除去食のトレーと確認表を手に、給食室と保育室の間で真剣に確認する保育園の事務担当者

給食・アレルギー対応の記録、監査で見られる整え方の基本

給食の時間が近づくたび、少し胸のあたりが緊張する——アレルギーのあるお子さんを預かっている園なら、きっと覚えのある感覚だと思います。

除去する食材はこれで合っているか。トレーは取り違えていないか。今日の担任にちゃんと伝わっているか。日々の確認だけでも神経を使うのに、そこに「監査で記録を見られる」となると、何をどこまで残せばいいのか、よけいに不安になりますよね。限られた人数で給食も事務も回している現場では、なおさらです。

結論:アレルギー対応の記録は、新しく完璧な様式をつくる仕事ではありません。まず「医師の指示(生活管理指導表)」「園と保護者の取り決め」「毎日の確認記録」の3つがつながって残っているかを見直します。この3つが線でつながっていれば、監査でも落ち着いて説明できます。

監査で確認されるのは、特別な書類ではなく、命を守るために園がふだんしていることの「証(あかし)」です。慌てて作り足すより、いつもの対応が後から見て分かる形になっているか、と考えると気持ちが少し軽くなります。

まず、何が起きているか

アレルギー対応の記録は、大きく3つの段階に分かれます。どれか一つが欠けると、対応そのものは正しくても「記録の上では抜けている」ように見えてしまいます。

厚生労働省の「保育所におけるアレルギー対応ガイドライン」でも、医師の記入する生活管理指導表を基本に、保護者との連携と組織的な対応を進めることが示されています。記録は、その連携が実際に行われた足あととして残しておく、というイメージです。

手順を小さく分けます

アレルギー対応の記録を「医師の指示」「園と保護者」「毎日の確認」の三つの段階に分けて整理する流れの図
「指示→取り決め→毎日の確認」が線でつながっていれば、監査でもどこを見せればよいか一目で分かります。

一度に全部を作り直そうとせず、次の順番で見直すと落ち着きます。

  1. 対象のお子さんの一覧を作る:まず、アレルギー対応をしている児童を名簿にします。「氏名・対象の食材・対応の種類(完全除去/代替など)・生活管理指導表の有無と提出日」を1行ずつ。ここが全体の目次になります。
  2. 生活管理指導表が「今の状態」か確認する:提出日が古くないか、内容が今の対応と合っているかを見ます。ガイドラインでは定期的な見直し(目安として年1回など)が示されているため、更新のタイミングを園のルールとして決めておくと抜けにくくなります。
  3. 保護者との面談・確認の記録を残す:いつ・誰と・何を取り決めたか。除去の範囲、家庭での状況、緊急時の連絡先や対応。口頭で決めたことも、短くて構わないので日付とともに書き残します。
  4. 毎日の確認記録の「連続」を見る:献立での除去・代替の内容と、配膳前のダブルチェック(調理→クラスなど複数人で確認したか)が日々記録されているか。抜けている日がないかを、月ごとにめくって確かめます。
  5. 誤食・ヒヤリハットは正直に残す:もし取り違えや「危なかった」場面があったら、隠さず記録し、次にどう防ぐかまで書きます。ヒヤリハットが記録され、改善につながっていること自体が、園の安全への姿勢の証になります。
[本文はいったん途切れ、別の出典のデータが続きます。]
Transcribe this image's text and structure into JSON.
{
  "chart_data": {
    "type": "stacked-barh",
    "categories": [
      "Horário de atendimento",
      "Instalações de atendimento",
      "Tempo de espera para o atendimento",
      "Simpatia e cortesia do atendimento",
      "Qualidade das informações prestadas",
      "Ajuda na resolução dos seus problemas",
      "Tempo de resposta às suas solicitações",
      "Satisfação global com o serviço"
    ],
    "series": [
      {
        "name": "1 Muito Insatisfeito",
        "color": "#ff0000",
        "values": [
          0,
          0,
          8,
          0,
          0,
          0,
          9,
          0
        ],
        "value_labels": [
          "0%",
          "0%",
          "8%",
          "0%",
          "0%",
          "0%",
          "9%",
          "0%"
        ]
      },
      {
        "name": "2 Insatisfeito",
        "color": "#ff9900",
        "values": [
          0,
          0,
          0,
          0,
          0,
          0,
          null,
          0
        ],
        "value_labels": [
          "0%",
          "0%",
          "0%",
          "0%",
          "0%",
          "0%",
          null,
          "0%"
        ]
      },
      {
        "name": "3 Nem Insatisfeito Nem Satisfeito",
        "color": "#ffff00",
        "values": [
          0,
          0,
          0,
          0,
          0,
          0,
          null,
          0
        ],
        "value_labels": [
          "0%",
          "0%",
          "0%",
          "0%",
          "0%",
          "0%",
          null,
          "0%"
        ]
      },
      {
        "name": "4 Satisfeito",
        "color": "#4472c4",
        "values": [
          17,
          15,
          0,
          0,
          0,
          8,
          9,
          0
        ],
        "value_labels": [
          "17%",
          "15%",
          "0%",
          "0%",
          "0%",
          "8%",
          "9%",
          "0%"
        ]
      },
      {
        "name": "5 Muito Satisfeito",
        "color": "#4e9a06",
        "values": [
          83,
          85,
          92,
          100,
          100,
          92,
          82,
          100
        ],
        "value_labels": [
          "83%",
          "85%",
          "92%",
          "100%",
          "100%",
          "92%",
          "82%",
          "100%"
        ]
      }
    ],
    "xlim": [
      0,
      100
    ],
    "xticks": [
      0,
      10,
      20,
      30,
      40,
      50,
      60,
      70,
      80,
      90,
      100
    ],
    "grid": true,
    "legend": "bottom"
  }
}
除去の具体的な範囲や様式、保存年限、緊急時対応(エピペンの取り扱いなど)の細かい要件は、自治体やガイドラインの版によって異なります。ここで整理しているのは「慌てないための考える順番」です。実際の対応や様式は、必ず最新のガイドラインと自治体・かかりつけ医の指示で確認してください。

確認チェックリスト

一覧と記録が一通りそろったら、当日の説明の不安も出てくるかもしれません。けれど、毎日のダブルチェックをこつこつ残してきた事実が、いちばんの土台になります。監査で見られる書類全体の整え方は 指導監査で見られる書類、慌てず揃える準備の基本 に、日々の記録を少し楽にする工夫は 書類づくりを少し楽にするICT化 に整理しました。保護者へのていねいな伝え方に迷ったときは 保護者からの問い合わせ・苦情、最初の一次対応 もあわせてどうぞ。

整えたアレルギー対応の確認表を手に、給食室の明るい光の中でほっとほほえむ保育園の事務担当者

アレルギー対応の記録は、監査のためだけに残すものではありません。お子さんの命を守るための毎日の確認が、そのまま記録になります。「指示・取り決め・毎日の確認の3つを線でつなぐ」——そこまで見直せれば、もう準備は半分終わっています。給食の時間、いつも一人ひとりのトレーを確かめてきたあなたの目配りが、園の安心をいちばん近くで支えています。